I recently celebrated by fifty-fifth birthday, the first one that followed my personal transformation from a "reluctant planet-killer" into a "death stopper." As detailed in my new book, the transformation kept this birthday from becoming my last, dangling a thread of hope in place of a push over the precipice of despair about a future that looks grimmer by the day.

Since finishing the book, that hope has been manifested in an evolving vision of an ideal world. I now find myself seeing that vision overlaid with my experience of the real world, with the differences highlighted in almost overwhelming contrast. The contrast is overwhelming in large part due to coincidental timing with the consumption orgy preceding another celebration, Christmas, which cynically and hypocritically objectifies the most precious of human motivations, love, and uses it to accelerate our sabotaging the system of life that keeps the world habitable.

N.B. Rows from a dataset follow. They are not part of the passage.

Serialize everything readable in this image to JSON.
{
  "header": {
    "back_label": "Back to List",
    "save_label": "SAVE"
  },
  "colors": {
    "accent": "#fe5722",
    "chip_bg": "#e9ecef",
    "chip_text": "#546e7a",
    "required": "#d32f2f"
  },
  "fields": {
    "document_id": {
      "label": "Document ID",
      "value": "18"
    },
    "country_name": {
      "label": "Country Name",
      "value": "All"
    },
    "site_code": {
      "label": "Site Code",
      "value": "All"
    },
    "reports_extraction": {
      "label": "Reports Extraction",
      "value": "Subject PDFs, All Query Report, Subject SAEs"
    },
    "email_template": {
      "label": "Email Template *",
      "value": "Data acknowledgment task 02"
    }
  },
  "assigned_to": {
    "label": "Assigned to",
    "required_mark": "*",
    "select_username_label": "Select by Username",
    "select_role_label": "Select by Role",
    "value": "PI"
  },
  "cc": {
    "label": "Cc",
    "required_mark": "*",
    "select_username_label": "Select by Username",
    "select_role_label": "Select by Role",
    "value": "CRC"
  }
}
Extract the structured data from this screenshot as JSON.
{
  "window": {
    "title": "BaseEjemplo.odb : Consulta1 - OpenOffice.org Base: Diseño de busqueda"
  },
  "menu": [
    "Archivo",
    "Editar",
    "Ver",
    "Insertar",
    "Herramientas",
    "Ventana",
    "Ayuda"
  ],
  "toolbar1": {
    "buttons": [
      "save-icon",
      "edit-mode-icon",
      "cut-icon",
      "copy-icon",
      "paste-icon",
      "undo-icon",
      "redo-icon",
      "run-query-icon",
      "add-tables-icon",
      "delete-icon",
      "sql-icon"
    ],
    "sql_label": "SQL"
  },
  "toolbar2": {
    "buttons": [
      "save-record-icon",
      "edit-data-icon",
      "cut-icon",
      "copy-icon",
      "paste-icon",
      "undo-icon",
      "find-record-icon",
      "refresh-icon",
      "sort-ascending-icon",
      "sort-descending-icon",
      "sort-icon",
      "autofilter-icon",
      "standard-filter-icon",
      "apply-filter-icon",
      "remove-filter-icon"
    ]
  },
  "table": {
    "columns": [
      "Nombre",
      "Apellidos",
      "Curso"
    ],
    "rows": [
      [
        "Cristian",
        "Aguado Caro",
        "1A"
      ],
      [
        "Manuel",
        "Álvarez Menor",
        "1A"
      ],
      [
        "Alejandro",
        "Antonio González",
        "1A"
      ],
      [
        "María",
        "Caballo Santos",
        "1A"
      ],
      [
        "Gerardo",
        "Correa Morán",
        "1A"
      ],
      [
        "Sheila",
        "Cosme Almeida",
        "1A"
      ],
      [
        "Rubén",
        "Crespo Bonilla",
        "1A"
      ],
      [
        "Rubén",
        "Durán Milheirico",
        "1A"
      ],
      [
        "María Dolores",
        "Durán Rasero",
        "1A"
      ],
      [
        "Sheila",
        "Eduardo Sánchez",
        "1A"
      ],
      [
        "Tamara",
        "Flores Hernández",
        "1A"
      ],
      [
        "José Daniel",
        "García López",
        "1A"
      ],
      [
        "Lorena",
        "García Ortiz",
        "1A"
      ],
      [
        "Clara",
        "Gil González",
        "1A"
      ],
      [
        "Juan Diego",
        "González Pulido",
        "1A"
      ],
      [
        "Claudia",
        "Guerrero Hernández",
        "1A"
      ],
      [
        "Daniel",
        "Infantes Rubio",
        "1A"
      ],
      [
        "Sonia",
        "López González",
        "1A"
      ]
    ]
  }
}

Despite my new-found courage and vision, I allowed some partial indulgence to mark this particular birthday, which typically signifies entrance into a sort of "pre-retirement." My wife and I stayed overnight at a local bed and breakfast, which unfortunately is now up for sale. I ate some not-so-healthy food, along with some good stuff. After more than a year of going without a watch, I finally got a replacement. I even felt okay with it, up to a point.

That point was reached during a trip to the local grocery store after we got home. There I was forcibly reminded that everyone including us is working at the equivalent of a job: buying unhealthy stuff that makes us and others unhealthy until society says we can do otherwise, which of course it will never do because too much personal power depends on it. It was craziness set to an appropriately mind-numbing musical soundtrack of repeating Christmas songs, much of whose meaning was lost in another century.

In the healthier (and more honest) version playing in my imagination, the store aisles would be replaced by an open space dominated with locally-grown food and products people had personally created. Neighbors would know each other and be committed to helping each other on a regular basis, so the "Christmas spirit" of giving would be a normal aspect of life, with competition for how much good we could do instead of how much power we could wrest from others to enhance the lives of a few close ones. The mall where I got my watch would be replaced with such markets, if anything, but more preferably it would be returned to open space that could be colonized by wildlife.

With Christmas only ten days away, the old habits are already returning. I expect I'll be compromising a bit even as my thoughts are further turned toward what a better future might look like and how to help create it.